The junction is not to code because it would need to be made in a box. The wire is wrapped for a mechanical connection but I was taught 7 turns for a tap with old knob and tube, and without even counting we can see the insulation is burned. this happens when there is a poor connection.

The best option would be to purchase two construction boxes boxes and blank covers and a couple of feet of the same gauge wire. And 6 wire nuts and last some electrical staples 5 will be needed (the wire looks like 14 gauge). If you cannot read the size get 12 gauge. Or take a chunk to the store to match the size--bigger is ok.

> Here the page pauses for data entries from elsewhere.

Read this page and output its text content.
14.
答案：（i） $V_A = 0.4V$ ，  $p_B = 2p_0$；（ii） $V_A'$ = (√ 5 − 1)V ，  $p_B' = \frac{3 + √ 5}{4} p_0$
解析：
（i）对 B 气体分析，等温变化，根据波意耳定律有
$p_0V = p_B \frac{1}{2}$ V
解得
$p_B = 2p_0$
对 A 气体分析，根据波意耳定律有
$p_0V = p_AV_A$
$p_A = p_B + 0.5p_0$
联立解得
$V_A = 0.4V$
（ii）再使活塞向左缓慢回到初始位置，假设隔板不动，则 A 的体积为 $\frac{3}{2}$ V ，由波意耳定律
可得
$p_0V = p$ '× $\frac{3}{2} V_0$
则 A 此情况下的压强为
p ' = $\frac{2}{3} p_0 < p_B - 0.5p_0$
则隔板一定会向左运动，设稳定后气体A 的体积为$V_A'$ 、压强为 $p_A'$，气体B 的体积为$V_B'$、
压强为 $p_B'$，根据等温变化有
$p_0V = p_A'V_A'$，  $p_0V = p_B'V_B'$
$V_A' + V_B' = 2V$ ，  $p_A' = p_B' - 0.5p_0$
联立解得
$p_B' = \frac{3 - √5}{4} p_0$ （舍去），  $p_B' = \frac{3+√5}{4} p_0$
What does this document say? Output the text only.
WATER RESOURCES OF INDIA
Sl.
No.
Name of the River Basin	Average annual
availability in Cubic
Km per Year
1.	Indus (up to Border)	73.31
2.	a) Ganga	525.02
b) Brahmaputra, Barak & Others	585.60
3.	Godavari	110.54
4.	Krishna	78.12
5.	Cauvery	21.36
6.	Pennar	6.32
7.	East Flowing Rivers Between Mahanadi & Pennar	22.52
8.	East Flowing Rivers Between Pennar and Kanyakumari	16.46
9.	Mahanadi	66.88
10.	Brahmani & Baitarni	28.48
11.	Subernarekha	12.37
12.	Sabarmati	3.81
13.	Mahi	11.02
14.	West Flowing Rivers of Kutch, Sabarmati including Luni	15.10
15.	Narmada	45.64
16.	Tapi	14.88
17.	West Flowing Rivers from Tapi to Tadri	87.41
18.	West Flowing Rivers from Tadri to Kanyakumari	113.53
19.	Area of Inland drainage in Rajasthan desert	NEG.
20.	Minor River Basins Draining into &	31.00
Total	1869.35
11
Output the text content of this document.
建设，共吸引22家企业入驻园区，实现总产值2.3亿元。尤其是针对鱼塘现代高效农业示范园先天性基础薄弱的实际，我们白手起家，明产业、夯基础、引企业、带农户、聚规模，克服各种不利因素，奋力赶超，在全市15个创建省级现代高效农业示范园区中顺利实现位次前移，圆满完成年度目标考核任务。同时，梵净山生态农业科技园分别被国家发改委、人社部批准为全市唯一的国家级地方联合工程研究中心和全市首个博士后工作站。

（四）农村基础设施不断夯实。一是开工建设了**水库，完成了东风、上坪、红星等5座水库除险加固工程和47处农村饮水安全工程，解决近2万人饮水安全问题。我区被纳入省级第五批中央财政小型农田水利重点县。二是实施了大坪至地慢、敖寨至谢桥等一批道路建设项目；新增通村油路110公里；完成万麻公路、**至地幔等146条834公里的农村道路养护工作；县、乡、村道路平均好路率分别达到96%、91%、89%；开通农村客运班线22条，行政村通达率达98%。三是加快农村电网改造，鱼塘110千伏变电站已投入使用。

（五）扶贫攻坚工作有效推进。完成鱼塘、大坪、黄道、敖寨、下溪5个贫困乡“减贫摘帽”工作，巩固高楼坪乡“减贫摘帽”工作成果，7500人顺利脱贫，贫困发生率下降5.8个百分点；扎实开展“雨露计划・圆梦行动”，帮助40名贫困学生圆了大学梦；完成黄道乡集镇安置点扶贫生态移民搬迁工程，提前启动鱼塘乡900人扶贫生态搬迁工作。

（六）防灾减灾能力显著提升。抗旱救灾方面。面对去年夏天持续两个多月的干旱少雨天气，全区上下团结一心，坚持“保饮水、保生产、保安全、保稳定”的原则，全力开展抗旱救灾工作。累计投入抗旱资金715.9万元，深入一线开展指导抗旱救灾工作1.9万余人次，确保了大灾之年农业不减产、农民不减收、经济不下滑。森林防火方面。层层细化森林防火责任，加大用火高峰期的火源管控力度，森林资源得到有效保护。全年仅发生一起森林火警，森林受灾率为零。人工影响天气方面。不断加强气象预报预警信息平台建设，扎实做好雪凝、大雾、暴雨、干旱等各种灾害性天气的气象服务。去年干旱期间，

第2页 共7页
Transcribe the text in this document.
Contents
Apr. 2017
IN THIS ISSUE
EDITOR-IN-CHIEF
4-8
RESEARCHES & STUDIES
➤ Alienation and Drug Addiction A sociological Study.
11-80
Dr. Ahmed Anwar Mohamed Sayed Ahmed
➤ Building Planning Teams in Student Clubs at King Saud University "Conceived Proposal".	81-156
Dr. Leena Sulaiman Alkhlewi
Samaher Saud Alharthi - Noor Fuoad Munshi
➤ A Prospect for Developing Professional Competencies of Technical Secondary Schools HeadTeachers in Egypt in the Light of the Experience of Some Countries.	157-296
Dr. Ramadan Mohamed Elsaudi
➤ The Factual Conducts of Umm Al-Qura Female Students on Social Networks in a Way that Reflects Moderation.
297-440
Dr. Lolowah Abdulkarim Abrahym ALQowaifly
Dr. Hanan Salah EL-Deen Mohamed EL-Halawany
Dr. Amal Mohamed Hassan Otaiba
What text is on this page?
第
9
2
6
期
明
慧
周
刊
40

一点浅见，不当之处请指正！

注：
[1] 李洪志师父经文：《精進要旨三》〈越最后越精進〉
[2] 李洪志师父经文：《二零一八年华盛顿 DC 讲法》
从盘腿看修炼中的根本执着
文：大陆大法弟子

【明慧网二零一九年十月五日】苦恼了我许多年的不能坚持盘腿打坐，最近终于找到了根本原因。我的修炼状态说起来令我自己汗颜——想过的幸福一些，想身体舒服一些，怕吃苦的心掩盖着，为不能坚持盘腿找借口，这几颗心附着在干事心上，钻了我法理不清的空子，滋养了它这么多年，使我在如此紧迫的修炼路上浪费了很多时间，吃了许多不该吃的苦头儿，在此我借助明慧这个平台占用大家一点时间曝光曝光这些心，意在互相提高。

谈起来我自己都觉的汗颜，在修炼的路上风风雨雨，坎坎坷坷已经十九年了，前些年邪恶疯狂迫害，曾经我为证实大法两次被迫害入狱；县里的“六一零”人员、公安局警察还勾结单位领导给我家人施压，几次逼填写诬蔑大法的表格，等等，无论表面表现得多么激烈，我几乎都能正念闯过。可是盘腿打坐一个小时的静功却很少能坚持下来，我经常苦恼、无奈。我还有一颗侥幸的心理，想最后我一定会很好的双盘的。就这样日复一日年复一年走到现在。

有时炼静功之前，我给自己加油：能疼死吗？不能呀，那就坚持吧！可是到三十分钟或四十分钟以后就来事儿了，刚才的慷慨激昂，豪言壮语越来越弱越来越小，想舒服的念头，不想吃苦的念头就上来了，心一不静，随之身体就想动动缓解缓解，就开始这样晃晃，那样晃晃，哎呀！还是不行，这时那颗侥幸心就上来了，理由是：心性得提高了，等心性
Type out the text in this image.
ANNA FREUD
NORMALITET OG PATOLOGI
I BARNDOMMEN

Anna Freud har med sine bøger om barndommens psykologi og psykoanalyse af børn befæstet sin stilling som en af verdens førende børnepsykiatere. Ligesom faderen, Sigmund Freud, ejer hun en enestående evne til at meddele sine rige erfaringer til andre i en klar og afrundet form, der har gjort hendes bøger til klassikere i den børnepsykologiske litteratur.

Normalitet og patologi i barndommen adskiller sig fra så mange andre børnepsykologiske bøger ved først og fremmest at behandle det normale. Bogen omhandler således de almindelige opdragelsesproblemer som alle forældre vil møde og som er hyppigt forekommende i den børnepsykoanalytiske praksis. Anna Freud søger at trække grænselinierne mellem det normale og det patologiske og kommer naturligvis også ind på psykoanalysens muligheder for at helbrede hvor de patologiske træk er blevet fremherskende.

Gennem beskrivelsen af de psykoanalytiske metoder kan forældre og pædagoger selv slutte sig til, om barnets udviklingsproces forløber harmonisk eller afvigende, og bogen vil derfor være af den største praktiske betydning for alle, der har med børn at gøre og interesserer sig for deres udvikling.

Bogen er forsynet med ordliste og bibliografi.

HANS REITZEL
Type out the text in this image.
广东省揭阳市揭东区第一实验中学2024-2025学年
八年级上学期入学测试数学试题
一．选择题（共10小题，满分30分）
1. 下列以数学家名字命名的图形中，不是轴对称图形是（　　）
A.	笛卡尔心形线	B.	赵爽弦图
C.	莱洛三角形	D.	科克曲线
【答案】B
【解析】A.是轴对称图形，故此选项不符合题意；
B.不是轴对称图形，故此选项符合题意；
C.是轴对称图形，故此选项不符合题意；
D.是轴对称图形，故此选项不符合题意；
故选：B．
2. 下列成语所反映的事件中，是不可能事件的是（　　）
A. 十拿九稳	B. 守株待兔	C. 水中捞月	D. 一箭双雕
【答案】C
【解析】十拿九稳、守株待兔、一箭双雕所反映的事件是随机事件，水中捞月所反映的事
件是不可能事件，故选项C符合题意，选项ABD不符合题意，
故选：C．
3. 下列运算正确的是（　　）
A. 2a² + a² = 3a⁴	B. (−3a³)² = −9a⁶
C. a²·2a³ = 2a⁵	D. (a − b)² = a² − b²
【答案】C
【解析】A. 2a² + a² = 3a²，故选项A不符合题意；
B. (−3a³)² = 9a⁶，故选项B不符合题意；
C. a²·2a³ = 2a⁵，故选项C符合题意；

  1. With the power off, cut the cloth braid wire to the right of the splice in the photo route the cable into the box. You need 6” of wire and the covering needs to enter the box--1/4” beyond the clamp staple that cable to the wood you mounted the box on.
  2. Run your new piece of wire into the box same thing 6” minimum and the covering needs to extend 1/4” inside minimum staple that wire.
  3. Mount your second box to the left where the two original cables can enter with 6” just like the others. Staple each wire separately unless you got staples rated for two cables.
  4. Bring the new wire to the second box and staple within 8” (note on boxes that do not have screw clamps or clamps that lock the wire in place, 8” from the box is code; if the clamps hold the wire from moving the staple can be 12” from the box).
  5. Strip the wires and use wire nuts to combine the 2 whites, 2 blacks and the 2 grounds. Twist the wire nuts until the wire has 2 twists. Do the same for the 3 wires in the other box install the blank covers and you are done.

This really should be done right away. (Is that burned spot on the wood from the bad splice on the white wire?) You don’t want a fire and this would be the least expensive way to make a proper repair.

  • I definitely agree this should be done as soon as possible.+
    – JACK
    Commented May 14, 2020 at 12:07
  • Thanks for your comments and answers. I put it in a box as described by Ed. It was dark up there and didn’t even notice the scorch marks until I looked closely at the photos. I’m worried the previous owner wired the majority of the garage on their own (which is where the new wire is headed). Sadly there is a few instances of Romex running outside the walls there and I’m worried about what I can’t see.
    – KVL
    Commented May 14, 2020 at 16:06
  • Ecnerwal noticed the solder so that may be the cause for the scorch marks but I have seen similar from poor connections.
    – Ed Beal
    Commented May 14, 2020 at 16:22

Yes, this is very bad Bangkok-tier work, just hack-n-slash it in.

Here are the rules with boxes:

  • Every splice must happen inside a junction box.
  • The cable sheath must come into the junction box at least 1/4" past the cable clamp.
  • The individual wires must be 6" long past the point of entry (including sheath).

Now in a case like this, either fixing this mess or just properly tapping a thru-wire, you typically have 2 boxes about 18" apart. You strategically choose where to cut the wire so the necessary length will be inside the box when you are done. Then you add an additional stretch of cable (30"?) between the two boxes, again assuring it has the 6" length inside the box.

Do your splices first-rate, and you'll never have trouble. For novices, I recommend metal boxes; because if you accidentally do your splices not first-rate and they create heat, a plastic box will melt and drip molten box onto flammables. The steel box is a good heat conductor, and will effectively use the whole box as a heat radiator to reduce the chance of it reaching flammable levels. It's not a silver bullet, but it buys you time.

But yes. You generally expect Person X will do Person X style work throughout. Expect more of the same.

  • Code allows 6” from point of entry 300.14 length of free conductors , where it emerges from raceway or sheath. I find more shorts in metal boxes where diy and apprentices skin the wire on the metal and cause a short rarely see that with plastic.